Presentes na sessão, entre outros convidados, como o ministro Adjunto, Eduardo Cabrita, estavam o presidente da federação mundial de termalismo e climatologia, a presidente da associação europeia dos clientes termais, o presidente de associação europeia das termas e presidente da associação europeia das cidades termais.
A ocasião foi aproveitada para o presidente da Câmara discursar, começando por lembrar que “o 15 de maio era o dia em que o Hospital Termal abria a portas aos seus utentes”.
Nos últimos anos a falta de manutenções e investimentos do Estado para manter as Termas em funcionamento levaram ao seu encerramento em 2013 devido à presença de uma bactéria. Mas em dezembro de 2015 transferiu o património por 70 anos para a Câmara, que começou a fazer obras necessárias para reabrir de forma faseada até 2019.
Foram substituídos todos os equipamentos no compartimento técnico do hospital e foi também substituída a rede de distribuição de água termal. Foram executados os melhoramentos das quatro casetas de proteção aos furos das captações. Foram ainda adquiridas novas bombas para os furos e feitas as inspeções dos furos a manter em exploração. Foi igualmente instalado um reservatório de armazenamento de água termal, com 15 mil litros de capacidade. Está a ser trocada toda a canalização por tubos aço inox, que permitirão a execução de desinfeções com água a 80 graus centígrados.

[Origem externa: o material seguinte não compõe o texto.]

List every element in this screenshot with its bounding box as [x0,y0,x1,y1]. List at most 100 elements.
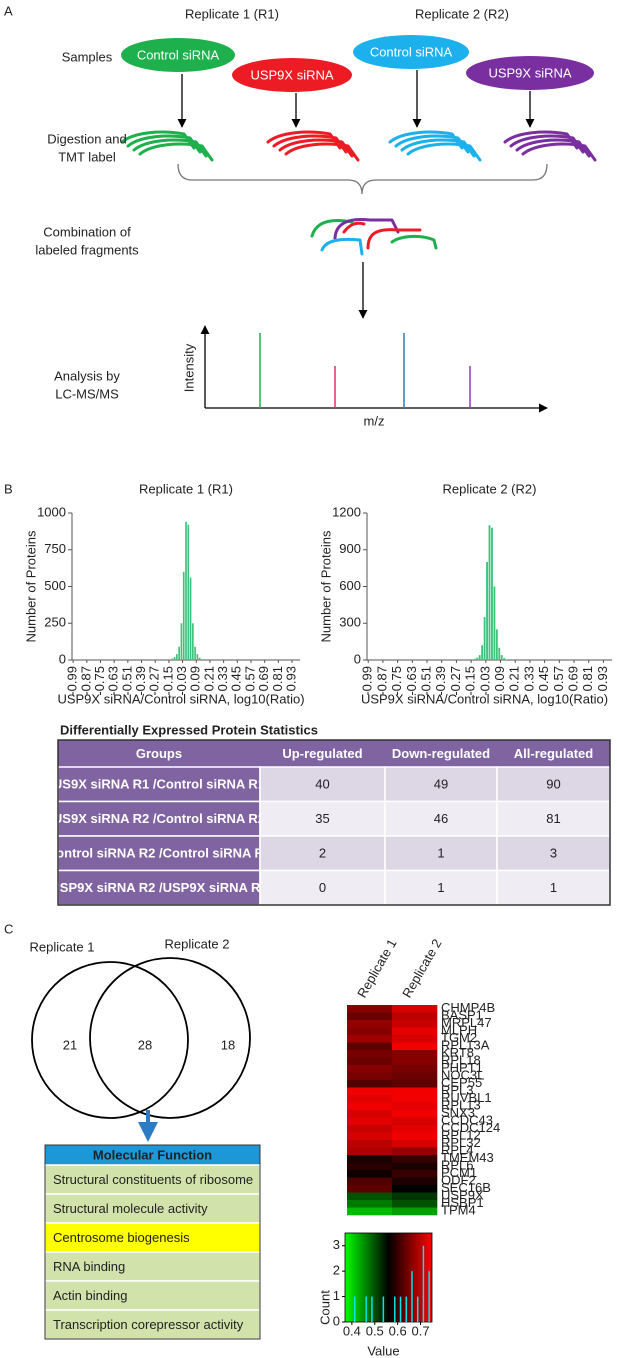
y-tick-label: 0 [354,651,361,666]
heatmap-row-label: CEP55 [441,1075,482,1090]
table-header-bg [58,740,610,767]
x-tick-label: 0.57 [242,666,257,691]
y-tick-label: 600 [339,578,361,593]
heatmap-cell [347,1072,393,1081]
heatmap-row-label: RPL13 [441,1098,481,1113]
x-tick-label: -0.03 [477,666,492,696]
heatmap-row-label: PCM1 [441,1165,477,1180]
heatmap-row-label: NOC3L [441,1068,484,1083]
bar [491,527,493,660]
x-tick-label: 0.93 [283,666,298,691]
key-y-tick-label: 3 [333,1237,340,1252]
bar [173,657,176,660]
x-tick-label: -0.87 [374,666,389,696]
table-cell-text: 1 [437,846,444,861]
heatmap-cell [392,1042,438,1051]
heatmap-row-label: MLPH [441,1023,477,1038]
venn-count: 21 [63,1037,77,1052]
heatmap-cell [347,1192,393,1201]
heatmap-cell [392,1170,438,1178]
table-cell-text: 1 [437,880,444,895]
x-tick-label: -0.99 [360,666,375,696]
sample-label: USP9X siRNA [488,65,571,80]
x-tick-label: -0.27 [448,666,463,696]
x-tick-label: 0.81 [270,666,285,691]
fragments [120,130,597,162]
function-row: Transcription corepressor activity [53,1317,244,1332]
bar [198,657,201,660]
heatmap-cell [392,1110,438,1118]
heatmap-cell [347,1147,393,1156]
venn-circles [31,957,251,1119]
heatmap-cell [392,1065,438,1073]
venn-set-label: Replicate 2 [164,936,229,951]
bar [493,586,496,660]
table-cell-text: 0 [319,880,326,895]
heatmap-cell [392,1177,438,1186]
table-border [57,739,611,906]
heatmap-cell [347,1155,393,1163]
replicate-title: Replicate 1 (R1) [185,6,279,21]
heatmap-row-label: RPL32 [441,1135,481,1150]
heatmap-row-label: RPL13A [441,1038,490,1053]
table-cell [259,800,386,837]
axis-label: m/z [364,413,385,428]
x-tick-label: -0.63 [106,666,121,696]
y-tick-label: 1200 [332,504,361,519]
color-key-gradient [344,1232,433,1323]
heatmap-cell [392,1102,438,1111]
bar [481,645,484,660]
axis-label: Intensity [181,343,196,392]
function-row: Structural constituents of ribosome [53,1172,253,1187]
x-tick-label: 0.93 [595,666,610,691]
bar [505,659,508,660]
function-border [44,1144,261,1340]
heatmap-row-label: HSBP1 [441,1195,484,1210]
function-header: Molecular Function [93,1147,212,1162]
replicate-title: Replicate 2 (R2) [415,6,509,21]
key-x-tick-label: 0.5 [366,1323,384,1338]
heatmap-cell [392,1080,438,1088]
table-cell [259,869,386,906]
bar [187,524,190,660]
x-tick-label: -0.15 [463,666,478,696]
heatmap-row-label: TMEM43 [441,1150,494,1165]
heatmap-row-label: RPL12 [441,1128,481,1143]
sample-ellipse [353,35,469,69]
function-row-bg [44,1309,261,1340]
heatmap-cell [392,1020,438,1028]
heatmap-cell [347,1012,393,1021]
heatmap-cell [392,1140,438,1148]
table-cell-text: 81 [546,811,560,826]
table-cell-text: 49 [434,777,448,792]
bar [180,623,183,660]
key-y-tick-label: 2 [333,1263,340,1278]
bar [169,659,171,660]
y-tick-label: 900 [339,541,361,556]
heatmap-cell [392,1125,438,1133]
heatmap-cell [347,1042,393,1051]
x-tick-label: 0.21 [507,666,522,691]
heatmap-cell [392,1035,438,1043]
x-tick-label: 0.45 [536,666,551,691]
bar [483,617,486,660]
bracket [177,163,548,195]
bar [189,577,192,660]
row-label: labeled fragments [35,242,139,257]
heatmap-cell [347,1020,393,1028]
x-tick-label: -0.63 [404,666,419,696]
table-cell-text: 35 [315,811,329,826]
heatmap-cell [347,1057,393,1066]
x-tick-label: -0.87 [78,666,93,696]
heatmap-cell [347,1125,393,1133]
heatmap-cell [347,1207,393,1216]
panel-label: C [4,921,13,936]
y-tick-label: 250 [44,615,66,630]
heatmap-cell [392,1005,438,1013]
bar [488,525,491,660]
y-tick-label: 1000 [37,504,66,519]
table-cell [57,766,261,803]
row-label: Analysis by [54,368,120,383]
x-tick-label: -0.51 [418,666,433,696]
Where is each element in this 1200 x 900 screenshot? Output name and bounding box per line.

“Estamos a trabalhar para uma abertura faseada do Hospital Termal. O Município tem a noção que não tem a vocação para desenvolver a atividade termal, e tendo a preocupação de que seja possível de ser usufruída por aqueles que não têm capacidade de pagar, na íntegra, os tratamentos, a Câmara e a Assembleia Municipal aprovaram que a atividade termal seria desenvolvida por uma entidade de cariz social que não tivesse por objetivo o lucro e por isso estamos em negociações com uma instituição particular de solidariedade social com experiência na área da saúde – o Montepio Rainha D. Leonor”, afirmou Tinta Ferreira.
“Teremos condições para reabrir o Hospital e proporcionar condições melhores para usufruir dos tratamentos”, manifestou, e evocando que a água “é um medicamento não invasivo”, apelou ao Governo que comparticipe os tratamentos termais, o que está a ser negociado pela Associação de Termas de Portugal.
O ministro Adjunto revelou que os ministérios da Saúde e da Economia estão a estudar soluções conjuntas para o termalismo, mas recusou adiantar se os tratamentos termais vão voltar a ser comparticipados, como chegaram a ser no âmbito do Serviço Nacional de Saúde.
“Num quadro [orçamental] exigente estamos atentos ao papel que o termalismo tem no turismo e na saúde”, disse Eduardo Cabrita, assegurando que os respetivos ministérios “encontrarão a solução mais adequada para este setor” no âmbito da preparação do próximo Orçamento do Estado.
O membro do Governo realçou a afirmação da competitividade local que a água termal proporciona, em contraste com “tempos de menor brilho e em muitos locais de alguma decadência”, correspondendo a “uma ideia antiquada de turismo”.
“Esse tempo mudou”, indicou o ministro, para quem “o termalismo renasceu” associado “a um desafio global”, na área da saúde e do bem-estar e, no caso das Caldas da Rainha, a uma recuperação patrimonial que vai ao encontro do “processo profundo de descentralização” que está a ser desenvolvido pelo Governo. Segundo sustento, as autarquias locais são quem “tem melhores condições” para a recuperação dos equipamentos públicos abandonados ou em degradação, elogiando, por isso, a autarquia caldense por ter aceite a cedência do hospital termal.